Despite the hype and apparent enthusiasm of Tesla loyalists, there aren’t many Model X crossovers on the road today.
In the last four months of 2015 just 208 Model X crossovers were delivered to customers. In the first quarter of 2016, deliveries increased to 2400.
As part of the company’s latest quarterly update to investors and regulators, Tesla said that shipments of the Model X during the first quarter were "impacted by severe Model X supplier parts shortages in January and February that lasted much longer than initially expected”.
By the final week of March, Tesla says that it had upped Model X production to around 750 vehicles a week.

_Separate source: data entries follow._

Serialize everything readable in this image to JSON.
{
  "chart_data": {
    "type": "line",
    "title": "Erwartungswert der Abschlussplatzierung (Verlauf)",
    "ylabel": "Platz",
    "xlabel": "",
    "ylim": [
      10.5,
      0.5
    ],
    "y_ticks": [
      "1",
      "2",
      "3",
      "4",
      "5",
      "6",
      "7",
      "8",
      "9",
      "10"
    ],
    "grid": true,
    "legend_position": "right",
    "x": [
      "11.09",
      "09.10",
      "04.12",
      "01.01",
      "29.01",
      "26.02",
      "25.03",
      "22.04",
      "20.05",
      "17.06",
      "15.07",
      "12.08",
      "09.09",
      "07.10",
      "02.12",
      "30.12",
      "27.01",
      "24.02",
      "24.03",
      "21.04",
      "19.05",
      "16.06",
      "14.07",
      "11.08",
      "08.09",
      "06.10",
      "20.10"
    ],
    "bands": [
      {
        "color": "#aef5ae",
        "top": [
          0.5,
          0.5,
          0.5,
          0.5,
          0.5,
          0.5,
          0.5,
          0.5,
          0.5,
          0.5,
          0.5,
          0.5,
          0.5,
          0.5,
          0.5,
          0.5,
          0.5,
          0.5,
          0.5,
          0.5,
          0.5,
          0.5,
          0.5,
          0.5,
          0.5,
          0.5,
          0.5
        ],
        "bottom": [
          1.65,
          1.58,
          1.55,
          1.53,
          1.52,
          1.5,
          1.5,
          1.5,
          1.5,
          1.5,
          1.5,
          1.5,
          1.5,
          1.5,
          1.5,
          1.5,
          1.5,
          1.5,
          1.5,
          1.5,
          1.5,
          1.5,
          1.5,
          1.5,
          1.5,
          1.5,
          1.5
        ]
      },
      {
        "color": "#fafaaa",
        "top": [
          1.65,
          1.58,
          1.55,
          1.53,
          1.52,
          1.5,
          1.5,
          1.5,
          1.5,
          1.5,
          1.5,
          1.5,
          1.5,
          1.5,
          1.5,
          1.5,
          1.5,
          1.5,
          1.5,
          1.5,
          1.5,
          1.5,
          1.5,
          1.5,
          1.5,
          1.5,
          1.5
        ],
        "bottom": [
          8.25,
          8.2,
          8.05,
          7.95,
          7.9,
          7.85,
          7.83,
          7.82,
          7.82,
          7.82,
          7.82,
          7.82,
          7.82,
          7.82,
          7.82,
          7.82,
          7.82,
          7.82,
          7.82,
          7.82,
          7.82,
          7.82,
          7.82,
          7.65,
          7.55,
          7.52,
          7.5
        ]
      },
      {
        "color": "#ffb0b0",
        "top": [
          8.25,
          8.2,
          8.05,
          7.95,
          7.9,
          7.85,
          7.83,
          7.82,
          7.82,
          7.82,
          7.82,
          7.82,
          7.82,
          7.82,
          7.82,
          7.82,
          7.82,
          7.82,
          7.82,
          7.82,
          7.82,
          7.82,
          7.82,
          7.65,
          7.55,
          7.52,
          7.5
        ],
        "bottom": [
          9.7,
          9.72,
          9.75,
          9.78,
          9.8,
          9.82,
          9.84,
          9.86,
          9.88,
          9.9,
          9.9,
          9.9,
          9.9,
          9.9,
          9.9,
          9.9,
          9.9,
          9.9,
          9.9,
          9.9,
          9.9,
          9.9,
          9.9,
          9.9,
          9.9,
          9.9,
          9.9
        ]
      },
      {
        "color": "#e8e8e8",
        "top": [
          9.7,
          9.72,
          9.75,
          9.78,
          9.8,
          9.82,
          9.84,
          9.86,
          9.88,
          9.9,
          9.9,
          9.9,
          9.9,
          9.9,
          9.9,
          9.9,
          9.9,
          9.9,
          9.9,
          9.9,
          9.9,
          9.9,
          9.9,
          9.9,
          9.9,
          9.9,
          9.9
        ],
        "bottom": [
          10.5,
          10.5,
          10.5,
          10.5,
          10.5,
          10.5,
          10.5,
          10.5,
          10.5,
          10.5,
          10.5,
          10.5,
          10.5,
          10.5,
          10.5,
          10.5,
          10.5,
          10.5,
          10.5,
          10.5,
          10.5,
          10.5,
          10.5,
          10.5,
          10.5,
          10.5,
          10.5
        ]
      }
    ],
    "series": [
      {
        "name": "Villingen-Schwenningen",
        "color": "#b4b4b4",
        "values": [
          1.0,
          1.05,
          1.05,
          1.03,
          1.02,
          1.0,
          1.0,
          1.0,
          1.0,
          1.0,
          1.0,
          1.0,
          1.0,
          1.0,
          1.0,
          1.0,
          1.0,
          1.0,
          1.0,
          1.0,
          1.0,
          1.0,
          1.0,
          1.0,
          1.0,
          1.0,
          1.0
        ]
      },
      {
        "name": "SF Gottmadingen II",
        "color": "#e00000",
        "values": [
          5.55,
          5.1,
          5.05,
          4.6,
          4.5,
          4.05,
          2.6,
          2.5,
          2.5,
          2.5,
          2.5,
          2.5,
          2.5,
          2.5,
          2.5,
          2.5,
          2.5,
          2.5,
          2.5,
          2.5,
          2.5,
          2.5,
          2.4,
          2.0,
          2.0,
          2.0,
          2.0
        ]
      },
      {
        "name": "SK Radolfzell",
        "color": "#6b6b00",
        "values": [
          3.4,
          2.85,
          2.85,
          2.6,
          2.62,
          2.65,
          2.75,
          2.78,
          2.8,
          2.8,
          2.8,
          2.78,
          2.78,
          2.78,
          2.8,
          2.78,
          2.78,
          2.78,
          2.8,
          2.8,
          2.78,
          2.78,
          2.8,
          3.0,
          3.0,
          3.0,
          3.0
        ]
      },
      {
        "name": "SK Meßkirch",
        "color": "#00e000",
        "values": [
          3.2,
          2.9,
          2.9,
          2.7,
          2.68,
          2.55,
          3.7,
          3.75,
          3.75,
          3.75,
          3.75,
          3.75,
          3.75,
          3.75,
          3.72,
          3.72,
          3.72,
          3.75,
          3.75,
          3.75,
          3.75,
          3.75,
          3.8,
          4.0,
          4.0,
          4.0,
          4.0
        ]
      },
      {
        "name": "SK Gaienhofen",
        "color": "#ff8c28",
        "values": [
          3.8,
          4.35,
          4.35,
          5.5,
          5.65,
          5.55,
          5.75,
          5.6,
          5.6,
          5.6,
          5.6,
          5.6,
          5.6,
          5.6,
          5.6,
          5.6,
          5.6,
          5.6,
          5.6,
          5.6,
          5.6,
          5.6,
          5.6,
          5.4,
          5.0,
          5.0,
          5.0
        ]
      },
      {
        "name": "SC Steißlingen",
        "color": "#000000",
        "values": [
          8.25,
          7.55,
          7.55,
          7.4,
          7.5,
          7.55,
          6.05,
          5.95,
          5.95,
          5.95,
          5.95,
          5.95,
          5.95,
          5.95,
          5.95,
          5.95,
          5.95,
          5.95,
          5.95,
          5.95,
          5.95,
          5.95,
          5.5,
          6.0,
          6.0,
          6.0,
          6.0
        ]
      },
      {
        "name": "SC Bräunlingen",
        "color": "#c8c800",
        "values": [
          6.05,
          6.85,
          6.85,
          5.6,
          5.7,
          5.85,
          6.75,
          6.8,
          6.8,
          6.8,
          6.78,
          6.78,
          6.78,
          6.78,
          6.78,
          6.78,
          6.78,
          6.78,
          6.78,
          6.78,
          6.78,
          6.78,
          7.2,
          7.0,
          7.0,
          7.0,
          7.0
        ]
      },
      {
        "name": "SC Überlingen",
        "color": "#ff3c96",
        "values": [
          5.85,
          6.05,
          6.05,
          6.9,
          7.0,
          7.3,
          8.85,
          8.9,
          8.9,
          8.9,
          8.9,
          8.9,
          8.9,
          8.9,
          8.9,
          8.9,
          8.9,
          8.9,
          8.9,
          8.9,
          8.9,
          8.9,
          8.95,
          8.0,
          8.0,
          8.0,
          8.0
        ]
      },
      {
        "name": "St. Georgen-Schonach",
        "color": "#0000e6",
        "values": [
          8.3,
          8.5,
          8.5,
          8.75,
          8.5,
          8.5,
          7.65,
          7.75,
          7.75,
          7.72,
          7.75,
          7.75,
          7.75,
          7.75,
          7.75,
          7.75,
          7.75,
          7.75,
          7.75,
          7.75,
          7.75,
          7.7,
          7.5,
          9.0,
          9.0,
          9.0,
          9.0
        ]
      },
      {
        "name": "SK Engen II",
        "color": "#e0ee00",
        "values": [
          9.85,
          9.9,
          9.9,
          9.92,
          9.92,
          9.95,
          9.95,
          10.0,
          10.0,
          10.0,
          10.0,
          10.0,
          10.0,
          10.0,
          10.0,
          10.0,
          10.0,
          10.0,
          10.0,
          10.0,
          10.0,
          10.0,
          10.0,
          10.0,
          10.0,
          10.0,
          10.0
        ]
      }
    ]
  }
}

According to Tesla: "The root causes of the parts shortages were: Tesla's hubris in adding far too much new technology to the Model X in version 1, insufficient supplier capability validation, and Tesla not having broad enough internal capability to manufacture the parts in-house."
The Model X was launched with much fanfare in late September 2015, but not long afterwards reports and rumours began to leak out about production problems.
With the drivetrain shared with top-end Model S sedans, many of the issues apparently centred around the car’s complex falcon wing doors. As we experienced at the Model X’s launch, the falcon wing doors allow for much easier ingress and egress from the middle and rear seats, with significantly less stooping required than with traditional sliding or flip-out doors.
The falcon wing doors are hinged in the centre of the roof, and feature ultrasonic sensors and multiple articulation points, allowing them to lift up and out in tight situations. Tesla's CEO Elon Musk claims that they can open with just 30cm of leeway.
Tesla noted that despite the teething problems with Model X production, the electric car maker "remains on track to deliver 80,000 to 90,000 new vehicles in 2016”.